Figures 2 and 3, displaying countries’ reported COVID-19 population mortality rates, present an imperfect reference distribution. They do, however, show the general shape of the distribution of population mortality rates among this set of countries and, along with similar graphs displaying the distributions of excess deaths, show the wide variability in countries’ mortality outcomes. The distributions are highly skewed, with most countries exhibiting much lower population mortality rates than the United States. We know that it was possible to have better outcomes, because countries as varied as South Korea, Iceland, and Slovakia attained them.

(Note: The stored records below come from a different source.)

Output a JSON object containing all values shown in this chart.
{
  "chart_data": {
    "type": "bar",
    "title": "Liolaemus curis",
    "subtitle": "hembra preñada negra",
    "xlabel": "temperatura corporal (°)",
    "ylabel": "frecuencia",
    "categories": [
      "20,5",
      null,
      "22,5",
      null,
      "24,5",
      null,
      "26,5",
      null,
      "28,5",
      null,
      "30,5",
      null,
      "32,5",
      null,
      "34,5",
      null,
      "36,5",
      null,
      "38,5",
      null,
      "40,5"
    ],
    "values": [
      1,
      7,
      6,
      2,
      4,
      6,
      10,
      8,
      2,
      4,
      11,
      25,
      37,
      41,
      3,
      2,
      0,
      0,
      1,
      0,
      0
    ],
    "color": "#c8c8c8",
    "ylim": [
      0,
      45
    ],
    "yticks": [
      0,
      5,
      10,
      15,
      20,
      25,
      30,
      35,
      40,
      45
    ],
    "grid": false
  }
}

Copyright (c) 2020 Sharon L. Lohr
Footnotes
*The histogram in Figure 2 will, of course, change if a different set of countries is used. I chose to use The Economist’s list because it reflects a worldwide distribution that includes all countries in the G20, the OECD, and the European Union. Other choices of a reference set are possible, as long as the choice is made independently of the COVID-19 statistics. It’s not fair to construct a histogram from countries that are chosen specifically because their COVID-19 statistics are higher than, or lower than, the U.S.
I downloaded the COVID-19 deaths per 100,000 population statistics from The New York Times on September 2, 2020.

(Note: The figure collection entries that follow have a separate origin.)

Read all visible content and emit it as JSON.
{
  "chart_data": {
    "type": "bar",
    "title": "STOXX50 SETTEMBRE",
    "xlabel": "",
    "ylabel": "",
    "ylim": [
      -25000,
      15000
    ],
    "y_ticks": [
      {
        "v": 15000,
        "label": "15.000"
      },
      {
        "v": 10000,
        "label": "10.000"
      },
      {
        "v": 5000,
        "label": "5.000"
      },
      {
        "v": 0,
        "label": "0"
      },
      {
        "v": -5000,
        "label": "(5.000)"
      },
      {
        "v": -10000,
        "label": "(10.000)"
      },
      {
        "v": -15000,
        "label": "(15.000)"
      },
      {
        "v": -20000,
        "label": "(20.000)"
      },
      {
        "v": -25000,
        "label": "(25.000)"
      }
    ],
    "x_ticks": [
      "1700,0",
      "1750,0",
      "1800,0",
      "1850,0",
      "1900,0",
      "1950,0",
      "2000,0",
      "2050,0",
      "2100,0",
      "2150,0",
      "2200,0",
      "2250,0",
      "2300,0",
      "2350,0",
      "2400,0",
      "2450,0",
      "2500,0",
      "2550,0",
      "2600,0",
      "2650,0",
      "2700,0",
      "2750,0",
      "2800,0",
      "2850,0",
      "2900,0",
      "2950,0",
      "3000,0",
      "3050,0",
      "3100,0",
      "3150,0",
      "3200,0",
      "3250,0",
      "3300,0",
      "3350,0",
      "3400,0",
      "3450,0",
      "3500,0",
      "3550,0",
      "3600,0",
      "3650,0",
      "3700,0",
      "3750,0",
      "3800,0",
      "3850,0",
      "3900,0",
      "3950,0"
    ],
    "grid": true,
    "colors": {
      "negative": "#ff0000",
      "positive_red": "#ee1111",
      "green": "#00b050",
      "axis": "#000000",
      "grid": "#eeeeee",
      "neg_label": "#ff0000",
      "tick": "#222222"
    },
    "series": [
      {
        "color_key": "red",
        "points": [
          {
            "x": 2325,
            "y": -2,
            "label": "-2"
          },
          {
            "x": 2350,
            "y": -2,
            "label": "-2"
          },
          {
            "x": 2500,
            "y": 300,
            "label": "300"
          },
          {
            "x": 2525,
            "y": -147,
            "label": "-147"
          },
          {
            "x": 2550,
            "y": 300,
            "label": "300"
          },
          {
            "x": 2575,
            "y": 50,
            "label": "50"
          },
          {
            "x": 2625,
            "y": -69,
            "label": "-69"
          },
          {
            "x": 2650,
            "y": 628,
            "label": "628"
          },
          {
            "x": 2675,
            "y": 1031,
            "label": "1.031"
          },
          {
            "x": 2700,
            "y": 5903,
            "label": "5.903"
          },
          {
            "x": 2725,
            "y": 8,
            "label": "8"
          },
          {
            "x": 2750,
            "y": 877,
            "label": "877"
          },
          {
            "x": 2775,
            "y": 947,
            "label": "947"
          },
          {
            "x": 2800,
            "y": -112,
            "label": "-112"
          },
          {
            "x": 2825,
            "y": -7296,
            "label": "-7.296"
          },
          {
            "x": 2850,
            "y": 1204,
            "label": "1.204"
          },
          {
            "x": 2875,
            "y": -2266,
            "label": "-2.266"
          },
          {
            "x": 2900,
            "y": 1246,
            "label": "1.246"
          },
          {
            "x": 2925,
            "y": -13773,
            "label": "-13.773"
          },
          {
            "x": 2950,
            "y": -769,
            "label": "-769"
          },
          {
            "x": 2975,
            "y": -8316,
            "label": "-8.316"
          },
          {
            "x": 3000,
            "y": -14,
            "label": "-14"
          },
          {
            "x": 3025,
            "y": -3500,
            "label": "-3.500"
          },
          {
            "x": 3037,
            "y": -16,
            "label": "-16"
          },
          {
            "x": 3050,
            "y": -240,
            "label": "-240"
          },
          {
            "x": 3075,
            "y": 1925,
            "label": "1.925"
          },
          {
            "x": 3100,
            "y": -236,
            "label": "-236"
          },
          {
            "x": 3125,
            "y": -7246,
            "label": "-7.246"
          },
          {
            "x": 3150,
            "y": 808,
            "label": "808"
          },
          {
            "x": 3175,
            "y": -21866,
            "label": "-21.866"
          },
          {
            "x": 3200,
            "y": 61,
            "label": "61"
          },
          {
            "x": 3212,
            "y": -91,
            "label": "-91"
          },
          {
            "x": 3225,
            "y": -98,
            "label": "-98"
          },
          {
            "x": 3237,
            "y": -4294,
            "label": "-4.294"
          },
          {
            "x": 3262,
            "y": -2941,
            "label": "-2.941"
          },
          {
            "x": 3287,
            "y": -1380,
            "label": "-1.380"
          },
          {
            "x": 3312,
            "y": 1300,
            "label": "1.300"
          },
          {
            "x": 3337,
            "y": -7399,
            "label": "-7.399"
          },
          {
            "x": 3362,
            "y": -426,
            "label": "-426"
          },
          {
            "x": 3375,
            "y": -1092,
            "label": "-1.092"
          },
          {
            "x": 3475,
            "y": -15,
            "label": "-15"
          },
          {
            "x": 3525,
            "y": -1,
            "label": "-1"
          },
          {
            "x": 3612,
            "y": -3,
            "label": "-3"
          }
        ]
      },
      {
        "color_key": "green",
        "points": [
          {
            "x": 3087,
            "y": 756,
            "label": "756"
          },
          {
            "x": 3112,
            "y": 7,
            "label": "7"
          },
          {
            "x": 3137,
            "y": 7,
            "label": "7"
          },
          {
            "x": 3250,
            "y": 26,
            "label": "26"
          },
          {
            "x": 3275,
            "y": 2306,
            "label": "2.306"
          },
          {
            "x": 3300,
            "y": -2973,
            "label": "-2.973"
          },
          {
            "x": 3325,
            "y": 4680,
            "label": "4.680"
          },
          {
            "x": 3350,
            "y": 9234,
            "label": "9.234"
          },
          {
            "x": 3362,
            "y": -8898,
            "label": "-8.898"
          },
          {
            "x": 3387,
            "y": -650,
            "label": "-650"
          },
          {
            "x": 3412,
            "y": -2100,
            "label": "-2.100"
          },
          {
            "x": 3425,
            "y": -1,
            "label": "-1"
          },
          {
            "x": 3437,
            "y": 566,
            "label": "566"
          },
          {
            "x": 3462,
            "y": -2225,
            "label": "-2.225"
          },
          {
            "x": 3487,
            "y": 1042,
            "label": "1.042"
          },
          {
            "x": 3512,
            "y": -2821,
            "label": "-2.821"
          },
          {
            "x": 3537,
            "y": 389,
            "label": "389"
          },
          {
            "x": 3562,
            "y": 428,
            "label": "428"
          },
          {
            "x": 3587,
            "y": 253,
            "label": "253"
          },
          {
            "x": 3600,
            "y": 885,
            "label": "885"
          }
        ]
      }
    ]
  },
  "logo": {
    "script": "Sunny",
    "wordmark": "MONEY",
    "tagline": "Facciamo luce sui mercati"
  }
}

The statistics in Figures 2 and 3 are population mortality rates, not case fatality rates. I wrote about the difference between these two measures in my first post about coronavirus. Population mortality rates are deaths per 100,000 persons in the population; case fatality rates are deaths per 100,000 persons who have been diagnosed with the disease. Population mortality rates are a much better choice for comparisons because the denominator of population is known accurately; case fatality rates are much more uncertain because the denominator of diagnosed cases will be higher in countries with well-developed testing regimens than in countries that do little testing. It’s also better to construct reference sets using population mortality rates rather than total deaths (without any denominator), because of course one would expect more fatalities from larger countries.
**See my book Measuring Crime: Behind the Statistics for a discussion of why cities should not be ranked based on their crime statistics. The same principles apply here.
References
Ariely, Dan (2010). Predictably Irrational: The Hidden Forces that Influence our Decisions. New York: HarperCollins.
Englich, Birte, Thomas Mussweiler, and Fritz Strack (2006). Playing dice with criminal sentences: The influence of irrelevant anchors on experts’ judicial decision making. Personality and Social Psychology Bulletin 32, 188-200.
Kahneman, Daniel (2011). Thinking Fast and Slow. New York: Farrar, Straus and Giroux.